Cogí la pistola y fui al dormitorio. Enterrada en el armario tenía una camisa de manga larga color lila descolorido, que en tiempos mejores había sido morada. Era de hombre y me llegaba por las rodillas, pero resultaba cómoda. Me subí las mangas hasta los codos y me abroché los botones inferiores. Me miré al espejo y vi que tapaba bastante. Perfecto.
Dudé un poco, pero al final dejé la Browning Hi-Power en la funda de la cabecera de la cama. No parecía que las cosas fueran a ponerse feas con Edward, y cualquier cosa que consiguiera burlar la cerradura nueva y entrara por la puerta tendría que burlarlo también a él, así que me sentía bastante a salvo.

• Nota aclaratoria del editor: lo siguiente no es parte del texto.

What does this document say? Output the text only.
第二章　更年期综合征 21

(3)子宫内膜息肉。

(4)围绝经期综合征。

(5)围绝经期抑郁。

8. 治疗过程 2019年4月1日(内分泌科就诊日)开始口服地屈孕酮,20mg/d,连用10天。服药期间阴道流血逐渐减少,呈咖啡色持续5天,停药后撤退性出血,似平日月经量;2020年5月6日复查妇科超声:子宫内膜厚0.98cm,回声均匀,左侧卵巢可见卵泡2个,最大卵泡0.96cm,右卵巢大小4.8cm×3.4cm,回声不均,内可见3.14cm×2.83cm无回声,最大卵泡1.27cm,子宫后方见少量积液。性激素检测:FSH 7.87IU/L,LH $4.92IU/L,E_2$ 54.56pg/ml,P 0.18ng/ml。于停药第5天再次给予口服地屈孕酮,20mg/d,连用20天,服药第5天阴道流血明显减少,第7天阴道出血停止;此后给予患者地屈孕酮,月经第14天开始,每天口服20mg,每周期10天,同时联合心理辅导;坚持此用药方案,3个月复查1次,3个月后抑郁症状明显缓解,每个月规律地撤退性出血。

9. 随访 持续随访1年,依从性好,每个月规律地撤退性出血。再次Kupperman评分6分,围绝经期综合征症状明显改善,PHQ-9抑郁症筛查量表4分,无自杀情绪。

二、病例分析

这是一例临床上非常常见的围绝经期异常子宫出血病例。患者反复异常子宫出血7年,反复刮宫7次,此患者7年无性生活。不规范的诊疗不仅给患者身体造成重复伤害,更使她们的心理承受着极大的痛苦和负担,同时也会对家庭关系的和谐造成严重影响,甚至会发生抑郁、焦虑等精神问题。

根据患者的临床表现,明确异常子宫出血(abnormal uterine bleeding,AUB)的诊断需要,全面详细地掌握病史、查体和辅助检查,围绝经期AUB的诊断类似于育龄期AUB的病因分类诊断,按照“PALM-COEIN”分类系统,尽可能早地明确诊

Me lo encontré repantingado en el sofá con las piernas estiradas y cruzadas por los tobillos, y los hombros a la altura del reposabrazos.
—Ponte cómodo —le dije.
—¿Vas a contarme lo de los vampiros? —preguntó sonriente.
—Sí, pero antes tengo que decidir hasta dónde.
—Por supuesto. —Su sonrisa se amplió.
Saqué dos tazas, el azucarero y la leche. El café ya estaba saliendo, con un aroma cálido tan denso que daba para abrazarlo.
—¿Cómo lo quieres? —le pregunté.
—Como lo tomes tú.
—¿No tienes ninguna preferencia? —Me volví para mirarlo, y él sacudió la cabeza contra el respaldo—. De acuerdo.
Eché café en las tazas, puse tres terrones y un montón de leche en cada una, las removí y las dejé en la mesa de la cocina.
—¿No vas a traérmelo? —protestó.
—Prohibido tomar café en mi sofá blanco.